Damit meine ich auch, das Schamgefühl zu überstehen, in der Öffentlichkeit zu tanzen. Da denkt man schnell: „Ups, ich muss jetzt vor anderen tanzen, hoffentlich überlebe ich das.“ Es gibt eine Menge Leute, die zuschauen und ihre Meinung sagen, da ist jede Menge Neid, Klatsch und Tratsch im Spiel. Ich möchte mit meinem Buch den Leuten humorvoll die Angst davor nehmen. Deswegen gibt es auch das 5. Kapitel mit den typischen Charakteren, die man auf jeder Plaza antrifft. Witzigerweise sind das immer wieder dieselben Typen. Aber bis man nicht ein Teil dieser Welt ist, bemerkt man das nicht. Außerdem wird beim Ball de bot auch viel geflirtet, und es gibt immer mehr gleichgeschlechtliche Paare. Es ist nun eine ganz moderne Tradition, von heute. Viele sagen, jetzt wo sie Ball de bot tanzen, fühlten sie sich erst so richtig hundertprozentig mallorquinisch.
Beim „Ball de bot“ führen traditionell die Frauen im Tanz, richtig?

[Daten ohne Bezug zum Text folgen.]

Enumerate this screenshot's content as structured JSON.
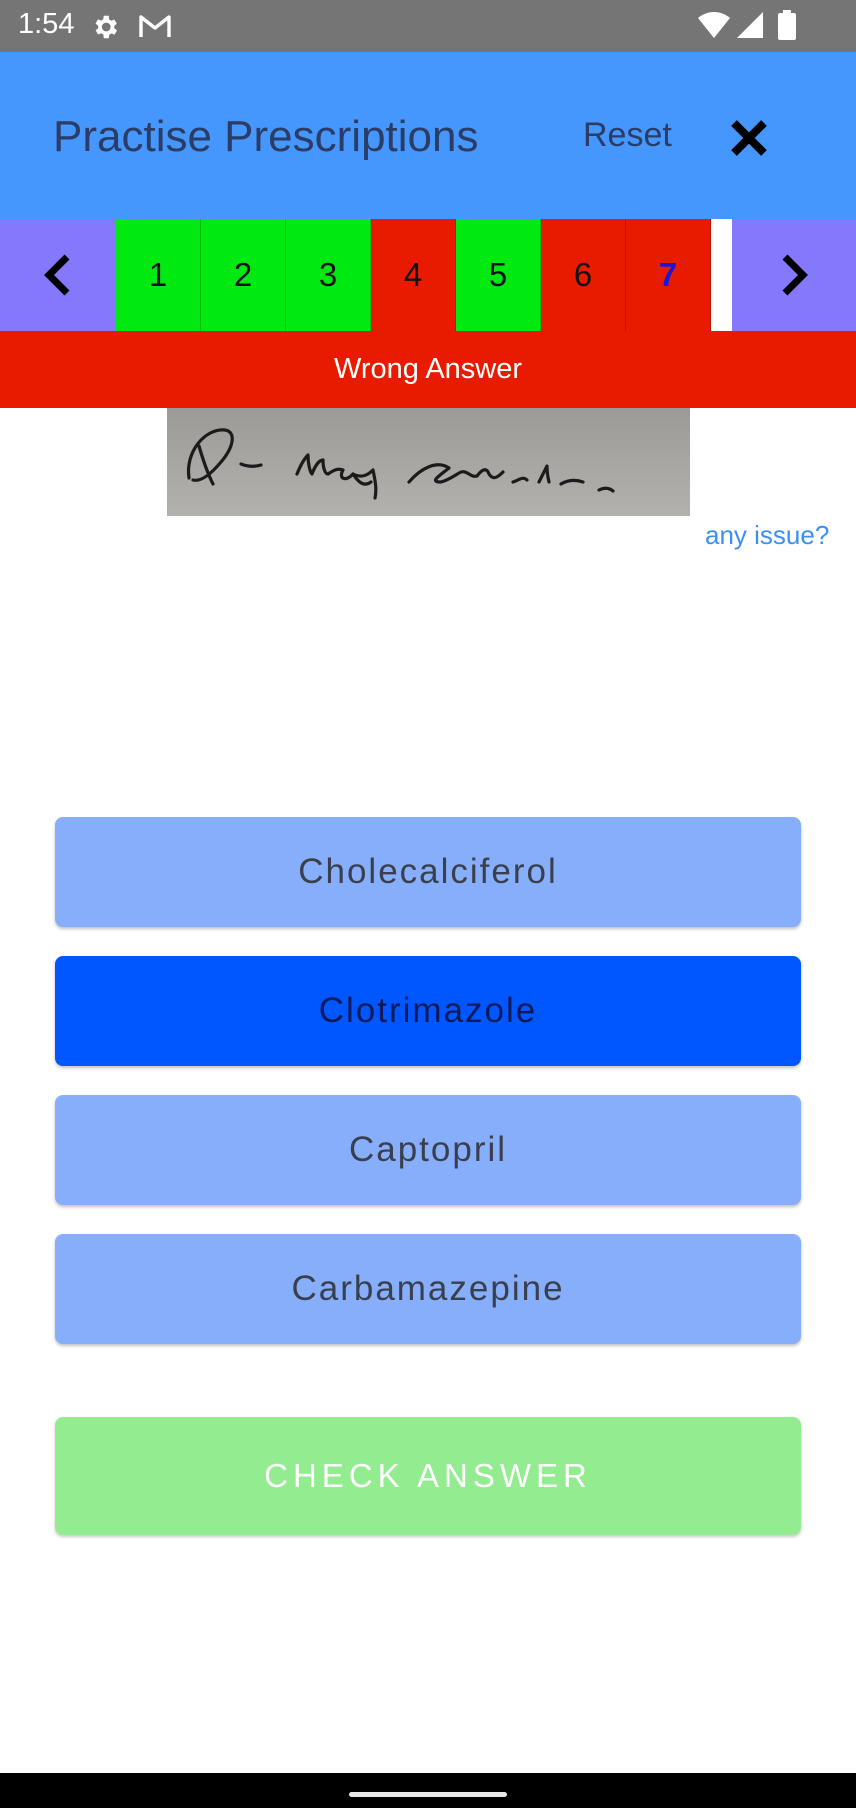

Meiner Ansicht nach nur bedingt. Deshalb erkläre ich die Rolle des rebolé in meinem Buch. Er war auf den Dörfern der Mann, der den Tanz organisierte. Damals arbeiteten die Männer und Frauen von Sonnenaufgang bis Sonnenuntergang auf den Feldern, und die einzige Zeit, die sie für die Freizeit hatten, war am Ende des Tages der Ball de bot. Das war damals wie eine Partnerbörse, und der rebolé bestimmte, wer mit wem tanzte. Die Frauen konnten sich ihre Tanzpartner nicht aussuchen, aber sie konnten es dem Tanzpartner beim Tanzen so schwer machen, dass dieser schnell keine Lust mehr hatte, weiterzutanzen. Mit der Veränderung der Geschlechterrollen ist heute nicht mehr so klar, wer führt. Außerdem gibt es viele männliche Tanzlehrer, und die dirigieren ihre Schüler auch auf dem Platz. Man kann also nicht mehr so klar sagen, wer das Kommando übernimmt. Auch dabei wird nun improvisiert. Es ist immer eine Geste, die bestimmt, wer Regie führt. Normalerweise hat derjenige das Sagen, der zu tanzen anfängt. Viele sind aber auch zu bequem, um zu führen und lassen sich lieber leiten.

"Ball de bot. Guia de supervivència a plaça" von Margalida Cerdá alias Madò Llucia. / Insula Literària
Das Buch
„Ball de bot. Guia de supervivència a plaça“. Insula Literària, auf Katalanisch, 16 Euro. Erhältlich etwa bei Insula Literària im Passatge Particular Joan XXIII, 1, B, Palma (nahe Mercat Olivar).